Despite some efforts at mindfulness, I'm spending a lot of time worried about my work issue. It should be resolved, or at least partly resolved by the 25th or 26th. Which seems VERY far away. But it's made me think back to other times that I've done this exact thing: worry about something incessantly for up to a month. And every time, when it's done I think, that was SUCH A HUGE WASTE OF MY VALUABLE TIME.
A few examples:
the time my neighbor's garbage was overflowing for 3 weeks.
the LAST time I had to wait a month to resolve a work problem.
the time I was sure the arborist would electrocute himself when he took down my tree.
the time I was sure the roofers would die while re-roofing my house.
the time I was sure the radon remediation would bring radiation and ruin to my life.
I see a trend: work and house, work and house.
So I guess I need to quit my job and sell my house. Problems solved!!!
Just kidding.
What's the block I have on trying techniques that will help: mindfulness, meditation, truly accepting the fears, etc etc.? I have the tools, I even know they work, because I have done so many successful ERP sessions.
I have read that having poor insight into your OCD makes treatment less successful.
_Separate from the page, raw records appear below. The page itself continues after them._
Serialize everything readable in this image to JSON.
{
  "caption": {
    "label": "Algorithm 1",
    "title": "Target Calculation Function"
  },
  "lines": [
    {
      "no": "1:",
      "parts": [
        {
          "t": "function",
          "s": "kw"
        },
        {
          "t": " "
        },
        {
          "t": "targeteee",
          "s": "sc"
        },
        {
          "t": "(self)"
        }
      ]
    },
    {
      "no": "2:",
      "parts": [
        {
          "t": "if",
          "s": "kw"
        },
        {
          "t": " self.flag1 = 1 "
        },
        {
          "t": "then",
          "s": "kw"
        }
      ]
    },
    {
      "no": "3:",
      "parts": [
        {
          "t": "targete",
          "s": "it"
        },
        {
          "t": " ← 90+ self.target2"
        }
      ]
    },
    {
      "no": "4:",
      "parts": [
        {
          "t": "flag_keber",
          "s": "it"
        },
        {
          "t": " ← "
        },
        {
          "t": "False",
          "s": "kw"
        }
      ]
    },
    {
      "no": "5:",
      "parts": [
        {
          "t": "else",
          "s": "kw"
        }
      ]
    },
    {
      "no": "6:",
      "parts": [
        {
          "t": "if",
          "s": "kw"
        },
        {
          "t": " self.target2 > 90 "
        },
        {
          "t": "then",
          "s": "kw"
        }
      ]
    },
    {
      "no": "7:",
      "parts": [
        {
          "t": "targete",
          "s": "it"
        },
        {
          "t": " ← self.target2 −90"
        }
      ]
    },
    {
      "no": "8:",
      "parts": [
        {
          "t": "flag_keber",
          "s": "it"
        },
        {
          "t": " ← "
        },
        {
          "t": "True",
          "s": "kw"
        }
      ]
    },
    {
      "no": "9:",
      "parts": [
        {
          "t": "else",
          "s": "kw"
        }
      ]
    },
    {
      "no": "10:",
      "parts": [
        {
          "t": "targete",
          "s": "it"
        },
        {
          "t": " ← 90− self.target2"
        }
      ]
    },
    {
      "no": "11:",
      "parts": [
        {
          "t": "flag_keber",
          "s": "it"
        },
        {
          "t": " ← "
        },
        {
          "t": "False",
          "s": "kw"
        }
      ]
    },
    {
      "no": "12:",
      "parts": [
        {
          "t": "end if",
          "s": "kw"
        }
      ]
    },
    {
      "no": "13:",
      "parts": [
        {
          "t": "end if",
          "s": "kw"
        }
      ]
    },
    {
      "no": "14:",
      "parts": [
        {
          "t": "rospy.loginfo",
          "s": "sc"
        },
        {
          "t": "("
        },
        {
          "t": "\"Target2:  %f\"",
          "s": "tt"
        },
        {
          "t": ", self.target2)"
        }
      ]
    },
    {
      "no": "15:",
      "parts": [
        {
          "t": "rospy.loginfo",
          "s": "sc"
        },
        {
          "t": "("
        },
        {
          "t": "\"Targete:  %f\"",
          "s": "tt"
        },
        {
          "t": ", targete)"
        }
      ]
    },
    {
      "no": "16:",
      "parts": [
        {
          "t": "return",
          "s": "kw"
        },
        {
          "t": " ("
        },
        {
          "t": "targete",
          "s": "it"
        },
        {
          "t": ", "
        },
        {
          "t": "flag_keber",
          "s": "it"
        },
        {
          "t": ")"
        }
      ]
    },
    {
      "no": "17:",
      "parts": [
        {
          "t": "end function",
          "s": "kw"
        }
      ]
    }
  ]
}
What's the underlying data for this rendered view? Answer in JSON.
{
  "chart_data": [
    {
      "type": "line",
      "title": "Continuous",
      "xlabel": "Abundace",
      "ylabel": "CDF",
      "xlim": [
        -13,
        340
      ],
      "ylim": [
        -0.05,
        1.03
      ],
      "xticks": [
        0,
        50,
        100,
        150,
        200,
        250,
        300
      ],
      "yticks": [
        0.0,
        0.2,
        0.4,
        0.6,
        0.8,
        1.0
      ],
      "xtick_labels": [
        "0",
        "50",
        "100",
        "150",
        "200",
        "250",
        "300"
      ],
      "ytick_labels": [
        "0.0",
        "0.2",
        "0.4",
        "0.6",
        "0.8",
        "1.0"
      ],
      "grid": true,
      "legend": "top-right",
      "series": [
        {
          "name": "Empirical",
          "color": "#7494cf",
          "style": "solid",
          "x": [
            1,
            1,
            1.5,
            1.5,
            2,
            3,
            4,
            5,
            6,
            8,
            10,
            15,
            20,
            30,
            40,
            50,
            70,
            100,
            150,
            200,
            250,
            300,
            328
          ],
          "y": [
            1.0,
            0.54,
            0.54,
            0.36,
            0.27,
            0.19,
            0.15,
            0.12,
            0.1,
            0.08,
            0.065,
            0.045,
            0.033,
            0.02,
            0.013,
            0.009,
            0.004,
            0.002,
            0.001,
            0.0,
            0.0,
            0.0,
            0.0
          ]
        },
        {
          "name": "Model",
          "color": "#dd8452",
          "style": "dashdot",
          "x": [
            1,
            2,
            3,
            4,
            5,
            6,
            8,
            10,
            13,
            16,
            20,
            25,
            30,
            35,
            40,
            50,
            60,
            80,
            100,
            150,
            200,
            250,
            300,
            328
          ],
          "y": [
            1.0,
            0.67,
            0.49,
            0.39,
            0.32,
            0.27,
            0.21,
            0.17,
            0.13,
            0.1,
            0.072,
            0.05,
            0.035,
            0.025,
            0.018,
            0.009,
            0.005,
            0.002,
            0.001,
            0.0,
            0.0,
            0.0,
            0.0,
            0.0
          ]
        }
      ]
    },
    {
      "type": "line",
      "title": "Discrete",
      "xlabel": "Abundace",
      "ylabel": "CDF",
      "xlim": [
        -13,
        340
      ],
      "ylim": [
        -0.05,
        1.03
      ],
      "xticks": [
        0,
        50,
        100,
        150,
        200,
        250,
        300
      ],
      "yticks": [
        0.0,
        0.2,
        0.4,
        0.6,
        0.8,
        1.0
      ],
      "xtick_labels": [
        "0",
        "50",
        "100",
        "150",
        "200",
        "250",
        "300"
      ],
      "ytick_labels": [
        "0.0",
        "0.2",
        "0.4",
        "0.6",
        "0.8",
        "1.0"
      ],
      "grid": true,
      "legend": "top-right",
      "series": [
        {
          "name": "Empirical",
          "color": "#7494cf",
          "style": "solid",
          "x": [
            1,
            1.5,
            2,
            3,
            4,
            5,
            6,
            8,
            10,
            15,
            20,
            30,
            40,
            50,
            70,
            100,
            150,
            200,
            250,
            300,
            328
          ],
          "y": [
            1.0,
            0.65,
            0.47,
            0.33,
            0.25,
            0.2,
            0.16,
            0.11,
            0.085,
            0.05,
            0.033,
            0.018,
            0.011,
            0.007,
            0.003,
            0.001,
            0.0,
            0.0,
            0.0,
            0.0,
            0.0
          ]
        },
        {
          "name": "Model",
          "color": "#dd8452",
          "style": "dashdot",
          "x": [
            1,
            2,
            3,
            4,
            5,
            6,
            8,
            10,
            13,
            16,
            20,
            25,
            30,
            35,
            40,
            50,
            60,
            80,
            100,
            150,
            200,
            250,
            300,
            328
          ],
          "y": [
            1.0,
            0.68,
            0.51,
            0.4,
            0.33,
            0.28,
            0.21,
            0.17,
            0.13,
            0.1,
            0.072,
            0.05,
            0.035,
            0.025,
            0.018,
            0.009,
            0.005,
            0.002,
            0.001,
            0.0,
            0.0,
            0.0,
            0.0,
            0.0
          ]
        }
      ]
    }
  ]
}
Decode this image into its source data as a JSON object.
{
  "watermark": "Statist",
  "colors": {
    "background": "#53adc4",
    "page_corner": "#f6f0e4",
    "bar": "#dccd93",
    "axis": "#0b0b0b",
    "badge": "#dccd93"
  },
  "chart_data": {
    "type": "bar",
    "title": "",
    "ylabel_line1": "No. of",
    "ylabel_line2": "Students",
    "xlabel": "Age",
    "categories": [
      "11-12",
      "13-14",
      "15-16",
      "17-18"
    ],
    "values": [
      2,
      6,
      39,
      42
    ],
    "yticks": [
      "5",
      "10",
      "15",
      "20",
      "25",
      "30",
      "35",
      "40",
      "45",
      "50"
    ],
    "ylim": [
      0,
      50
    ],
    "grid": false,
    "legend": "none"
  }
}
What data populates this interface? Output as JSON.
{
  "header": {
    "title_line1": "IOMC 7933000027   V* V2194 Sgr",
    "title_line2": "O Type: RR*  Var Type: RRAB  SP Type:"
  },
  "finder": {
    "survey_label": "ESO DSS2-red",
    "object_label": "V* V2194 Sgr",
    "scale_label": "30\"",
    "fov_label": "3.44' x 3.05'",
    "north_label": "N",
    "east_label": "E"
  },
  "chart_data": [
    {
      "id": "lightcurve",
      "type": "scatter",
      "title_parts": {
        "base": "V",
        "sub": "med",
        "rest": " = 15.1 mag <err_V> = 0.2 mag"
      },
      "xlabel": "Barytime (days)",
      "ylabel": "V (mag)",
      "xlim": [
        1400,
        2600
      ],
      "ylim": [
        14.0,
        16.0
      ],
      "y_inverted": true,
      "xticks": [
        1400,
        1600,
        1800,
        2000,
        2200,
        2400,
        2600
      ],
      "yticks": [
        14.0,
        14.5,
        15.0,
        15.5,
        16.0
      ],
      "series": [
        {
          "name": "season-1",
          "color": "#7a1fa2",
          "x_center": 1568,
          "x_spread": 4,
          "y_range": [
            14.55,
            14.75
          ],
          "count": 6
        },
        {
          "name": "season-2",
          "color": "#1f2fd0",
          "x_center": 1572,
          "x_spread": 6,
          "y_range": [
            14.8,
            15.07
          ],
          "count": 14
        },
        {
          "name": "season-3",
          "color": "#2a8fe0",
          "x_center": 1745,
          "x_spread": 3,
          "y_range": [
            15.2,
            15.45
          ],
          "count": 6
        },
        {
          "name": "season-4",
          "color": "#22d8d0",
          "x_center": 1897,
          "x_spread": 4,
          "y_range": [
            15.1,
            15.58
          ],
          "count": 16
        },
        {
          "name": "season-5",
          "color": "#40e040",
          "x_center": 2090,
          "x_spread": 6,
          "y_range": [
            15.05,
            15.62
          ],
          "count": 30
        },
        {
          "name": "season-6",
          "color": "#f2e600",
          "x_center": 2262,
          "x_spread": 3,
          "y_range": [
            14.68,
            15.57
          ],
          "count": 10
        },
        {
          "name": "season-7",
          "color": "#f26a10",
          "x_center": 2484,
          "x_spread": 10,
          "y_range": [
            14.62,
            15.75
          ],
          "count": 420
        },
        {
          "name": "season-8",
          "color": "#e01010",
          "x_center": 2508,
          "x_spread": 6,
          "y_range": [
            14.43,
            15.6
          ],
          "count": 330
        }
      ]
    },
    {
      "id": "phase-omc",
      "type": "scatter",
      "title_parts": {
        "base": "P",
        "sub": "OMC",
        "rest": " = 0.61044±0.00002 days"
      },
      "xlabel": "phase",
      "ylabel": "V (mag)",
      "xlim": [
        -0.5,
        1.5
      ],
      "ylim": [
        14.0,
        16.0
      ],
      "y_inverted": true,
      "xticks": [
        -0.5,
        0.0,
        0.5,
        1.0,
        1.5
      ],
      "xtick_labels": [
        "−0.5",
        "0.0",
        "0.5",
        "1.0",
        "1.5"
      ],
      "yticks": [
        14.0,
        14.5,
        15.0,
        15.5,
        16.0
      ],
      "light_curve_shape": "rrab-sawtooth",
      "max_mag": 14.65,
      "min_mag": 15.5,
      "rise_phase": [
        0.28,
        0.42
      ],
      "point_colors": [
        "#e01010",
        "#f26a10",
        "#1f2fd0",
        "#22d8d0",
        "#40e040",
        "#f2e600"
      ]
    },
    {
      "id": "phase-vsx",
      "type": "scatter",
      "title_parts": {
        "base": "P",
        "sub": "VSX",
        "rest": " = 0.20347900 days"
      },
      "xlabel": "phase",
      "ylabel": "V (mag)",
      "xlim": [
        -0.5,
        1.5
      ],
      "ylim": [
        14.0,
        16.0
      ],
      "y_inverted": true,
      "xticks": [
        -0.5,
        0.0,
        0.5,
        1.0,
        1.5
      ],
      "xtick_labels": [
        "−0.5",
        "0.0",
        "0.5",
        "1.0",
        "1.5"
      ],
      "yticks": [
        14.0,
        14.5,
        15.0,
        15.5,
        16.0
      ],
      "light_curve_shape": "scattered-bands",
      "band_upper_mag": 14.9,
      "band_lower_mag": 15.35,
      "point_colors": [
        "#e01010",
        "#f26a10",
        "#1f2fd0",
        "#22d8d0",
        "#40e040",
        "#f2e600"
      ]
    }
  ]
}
And I know that I have poor insight with respect to these "non-contamination" type fears. I am much more likely in these cases to actually believe that the bad outcome is not just likely, but inevitable.
But just because poor insight makes treatment harder, it doesn't make it impossible, and I really need to get my rear in gear on these, because life is pretty miserable this way. And man, does time pass slowly!!!!